Il Mattino, 125 anni nel segno indelebile di Matilde Serao
di Silvio Perrella
Un altro premio letterario? In Italia ce ne sono già molti. Troppi. Però un premio come quello che stiamo per raccontarvi, forse non c’è ancora. Un premio che coinvolge un intero giornale, mettendo a confronto redattori, editorialisti, collaboratori e così seguitando.
È così che sta per nascere il premio Matilde Serao; nascendo al crocevia tra un anniversario e la fisionomia intellettuale di una giornalista-scrittrice.
L’anniversario è quello de «Il Mattino»: centoventicinque anni dalla sua nascita, il 16 marzo del 1892. A fondarlo, insieme a Edoardo Scarfoglio, c’era proprio lei, la Serao.
Personalità poliedrica: inventrice dei famosi «Mosconi»; collezionista di racconti che con gli anni sono stati rivalutati e messi nel loro giusto rilievo dalla critica; forgiatrice del Grande Romanzo sulla Città come Il paese di Cuccagna; esploratrice delle ferite arrecate al tessuto urbano dalla cosiddetta modernità del «rettifilo» nel Ventre di Napoli.
Ebbene, l’incrociare un anniversario con la storia di una scrittrice, intitolandole un premio, è stato un gesto naturale. D’altronde un premio dedicato alla Serao esiste già e si tiene a Carinola ed è destinato a giornaliste. Bisognava onorare anche la scrittrice, non solo la giornalista.
Allora il direttore de «Il Mattino» ha pensato di radunare nella sala Siani la platea di chi il quotidiano lo pensa, lo scrive, lo intitola, lo riguarda il giorno dopo e lo condivide con i lettori che lo comprano il giorno dopo in edicola.

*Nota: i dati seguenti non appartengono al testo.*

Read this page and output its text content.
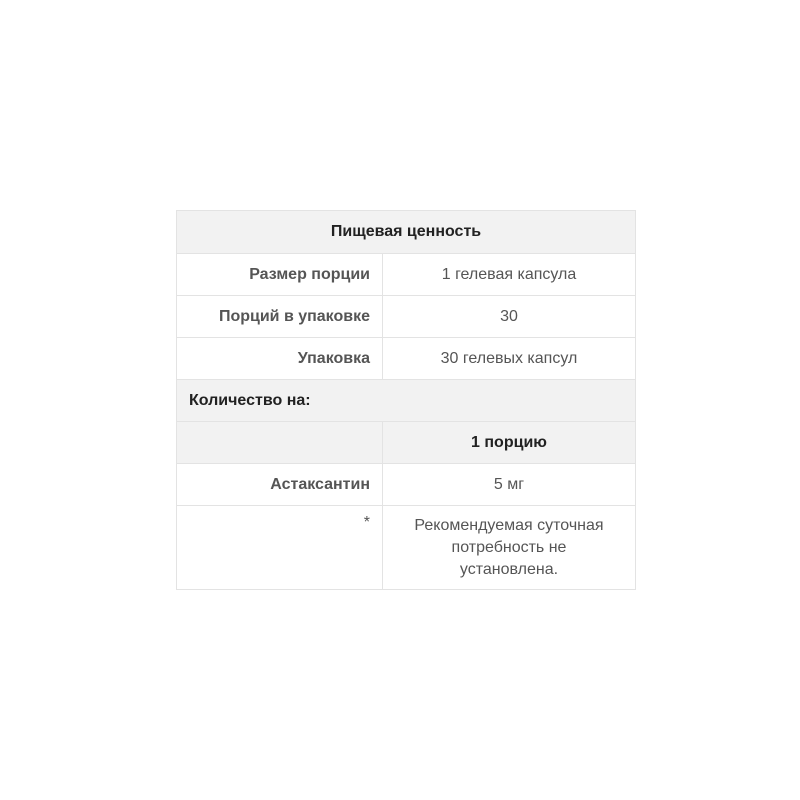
Пищевая ценность	
Размер порции	1 гелевая капсула
Порций в упаковке	30
Упаковка	30 гелевых капсул
Количество на:	
	1 порцию
Астаксантин	5 мг
*	Рекомендуемая суточная потребность не установлена.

La domanda posta a tutti era: chi, tra scrive oggi. è assimilabile all’opera di Matilde Sera? Chi mette insieme tensione civile, desiderio di rivolgersi a un pubblico ampio, capacità di essere legata a un dato e specifico territorio, mescolanza dei generi, sguardo insieme analitico e ironico?
Ognuno è stato chiamato a indicare le sue preferenze, e da queste scelte è emerso con naturalezza il profilo della vincitrice. Non è certo l’obiettivo dell’articolo che state leggendo svelarvi chi sia.
Il suo nome lo si saprà lunedì prossimo, il 13, durante un’anteprima del premio che si terrà al teatro Mercadante, alla quale è stato dato titolo di «Era de marzo». Quel pomeriggio teatro e quotidiano si daranno la mano, e Mariano Rigillo leggerà il primo editoriale di Scarfoglio, e Cristina Donadio darà voce ad alcuni «mosconi» e Gaia Aprea intonerà due canzoni ispirate al Ventre di Napoli. E saranno Luca De Fusco e Alessandro Barbano a dare brio alla conversazione, invitando sul palco alcune delle «firme» de «Il Mattino».
Ma sul palco non ci saranno solo parole e suoni e persone; ci saranno anche le pagine «storiche» del quotidiano che adesso è a via Chiatamone, ma che all’epoca apriva i suoi battenti nell’Angiporto Galleria.
Quell’Angiporto che è stato fermato in pagine memorabili da Anna Maria Ortese ed Ermanno Rea. Un budello di strada dove il viavai delle persone si sommava al viavai delle notizie, dei giornalisti e delle redazioni.
Si tratta di pagine che i lettori de «Il Mattino» troveranno raccolte, con nuove riflessioni e nuove firme, in ben due supplementi nei giorni successivi all’anteprima del Mercadante: il 15 e il 16 marzo.
E sfogliarle sarà come fare un viaggio nel tempo; nel tempo post-unitario che si avviava a vivere la stagione della Belle Epoché, di recente narrata da Francesco Barbagallo. Una stagione ancora ignara delle due Grandi Guerre che sconvolsero il mondo, e dopo le quali nulla fu più lo stesso.
E oggi che tutto è ancora diverso e che i giornali cartacei sono costretti a un ripensamento radicale e continuo e che i generi si sono ancor di più ibridati, scavare nell’archivio di un grande quotidiano del Sud può essere l’occasione per vedere come si è combattuta la lotta con il Tempo nel recente passato.
Matilde Serao morirà nel 1927, proprio tra le due Guerre, in un momento in cui vedeva la luce quella che di sicuro è stata la generazione portante del secondo Novecento, quella che mi è capitato di chiamare degli «antenati».
Oggi che siamo in un altro secolo, la scrittura di questa donna va di nuovo interrogata, ed è quel che «Il Mattino» prova a fare dando vita a un premio che non vuole sommarsi a tutti gli altri, ma che aspira invece a far convivere scrittura giornalistica e letteraria nel perimetro delle stesse stanze editoriali: un giornale.